Herb looked imploringly toward his wife. “What are we going to do with them?”

“Kill them.”

“What about the pictures and fingerprints they're sending to Florida?”

“They haven't sent them yet. All they had were suspicions until she made a lucky guess. I guarantee they haven't told anyone else about this.”

“You're being very foolish,” Will said. “You've killed three people. You can't kill two more and expect to get away with it. Someone else will begin to put things together just like we did.”

“He's right, Toby,” Herb said. “We can't bury them under the snow with Dad. Their movements will be traced when they're missing, there will be a search.…”

“Shut up and let me think,” she snapped.

“Why did you kill your father?” L.C. asked.

“I didn't mean to kill him. It was an accident. It happened in the sunroom on the day he retired. He was sitting in the wicker chair as I worked on the pigs. He was telling me how things were going to be. He had always run my life, made Toby and me live with him, kept me as head teller for twenty years; and he said he intended running our lives in retirement and then from the grave. Raleigh was to be made president of the bank, and all Dad's money was going into an irrevocable trust fund to be doled out monthly. It would be the same as if he were still here. We argued, and he only kept shaking his head until I threw the pig at him. Unfortunately it was a brass one. It hit him on the head, he gave one sigh, and died. I hadn't intended to kill him.”

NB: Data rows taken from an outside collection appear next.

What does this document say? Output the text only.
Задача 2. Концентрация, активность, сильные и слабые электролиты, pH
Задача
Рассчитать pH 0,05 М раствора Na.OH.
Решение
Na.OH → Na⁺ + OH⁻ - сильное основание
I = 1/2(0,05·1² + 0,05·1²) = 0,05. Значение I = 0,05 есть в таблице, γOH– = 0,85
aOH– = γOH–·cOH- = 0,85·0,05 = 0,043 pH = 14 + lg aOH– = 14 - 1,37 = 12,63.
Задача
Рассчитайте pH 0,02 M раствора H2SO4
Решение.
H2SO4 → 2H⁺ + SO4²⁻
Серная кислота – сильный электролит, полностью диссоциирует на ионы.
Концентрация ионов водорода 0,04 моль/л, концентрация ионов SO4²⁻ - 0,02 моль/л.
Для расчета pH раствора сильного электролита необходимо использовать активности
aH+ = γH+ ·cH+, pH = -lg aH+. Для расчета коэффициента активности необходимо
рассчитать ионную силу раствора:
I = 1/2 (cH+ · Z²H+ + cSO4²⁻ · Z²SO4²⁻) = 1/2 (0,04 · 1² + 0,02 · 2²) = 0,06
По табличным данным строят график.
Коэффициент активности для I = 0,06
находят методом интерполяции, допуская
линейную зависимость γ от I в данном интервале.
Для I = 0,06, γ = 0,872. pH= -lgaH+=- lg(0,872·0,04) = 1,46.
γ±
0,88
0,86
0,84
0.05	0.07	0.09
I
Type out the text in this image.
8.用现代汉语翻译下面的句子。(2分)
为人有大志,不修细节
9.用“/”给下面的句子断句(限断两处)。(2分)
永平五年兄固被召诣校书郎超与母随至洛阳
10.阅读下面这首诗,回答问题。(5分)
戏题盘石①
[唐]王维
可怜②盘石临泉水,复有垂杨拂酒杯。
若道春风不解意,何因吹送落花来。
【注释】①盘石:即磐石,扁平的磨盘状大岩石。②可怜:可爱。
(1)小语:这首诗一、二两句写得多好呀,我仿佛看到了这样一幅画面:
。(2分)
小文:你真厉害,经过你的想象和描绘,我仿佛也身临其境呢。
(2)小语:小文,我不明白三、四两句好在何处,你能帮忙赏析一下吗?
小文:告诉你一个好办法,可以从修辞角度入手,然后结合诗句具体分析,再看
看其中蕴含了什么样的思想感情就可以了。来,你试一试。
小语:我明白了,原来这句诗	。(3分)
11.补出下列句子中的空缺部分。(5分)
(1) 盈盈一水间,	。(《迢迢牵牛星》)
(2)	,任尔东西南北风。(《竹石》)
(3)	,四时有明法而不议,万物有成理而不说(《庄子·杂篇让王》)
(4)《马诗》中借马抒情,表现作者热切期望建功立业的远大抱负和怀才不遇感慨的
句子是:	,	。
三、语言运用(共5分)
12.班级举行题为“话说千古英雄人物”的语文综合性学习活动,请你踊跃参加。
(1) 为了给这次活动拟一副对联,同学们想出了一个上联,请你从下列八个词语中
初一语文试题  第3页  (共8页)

“You should have come to me then,” Will said. “It would have been a charge of manslaughter. You might have gotten off with a suspended sentence.”

“We would have been ruined,” Toby said. “Herb would have been let go from the bank, and spent the rest of his life polishing his silly pigs. I would have been known all over town as the woman married to the man who threw a brass pig at his father and killed him.”

“And so you tied him under the dock,” L.C. said.

“The boat had already been taken to Florida. As soon as we could get it back we were going to bury him at sea.”

“Then you dug Louis from his alley and convinced him to go to Florida in the place of Wadsworth.”

“Didn't take much convincing, a promise of a warm place and all he could drink,” Toby said. “I took him down to the condominium and kept him locked in the apartment. We gave him all the liquor he wanted, probably more than he wanted.”

“Then Mauve Bridger had to die because she saw the body.”

“She deserved to die,” Toby said vehemently. “That whoring slut. I could watch men go into her house during the day. Sometimes even see her with them in the bedroom if she forgot to pull the blinds. She was an evil woman who flaunted her sex.”

“Toby was in Florida when I saw Mauve fall through the ice. She had to be killed,” Herb said.

“Since her clothes were wet, you put them in the dryer.”

“Yes. It worked out beautifully when you arrested Raleigh.”

“But you had been made president of the bank,” L.C. said.

Toby grimaced. “Which is why that thing with me in Florida couldn't die too soon. It had to be timed perfectly. First we put out word that Wadsworth was ill, failing, unable to attend the board of director's meetings. He would have to make his preference for his successor known by mail. The board was always a rubber stamp for Wadsworth. Once we notified them that Herb should be elected president, the vote was unanimous.”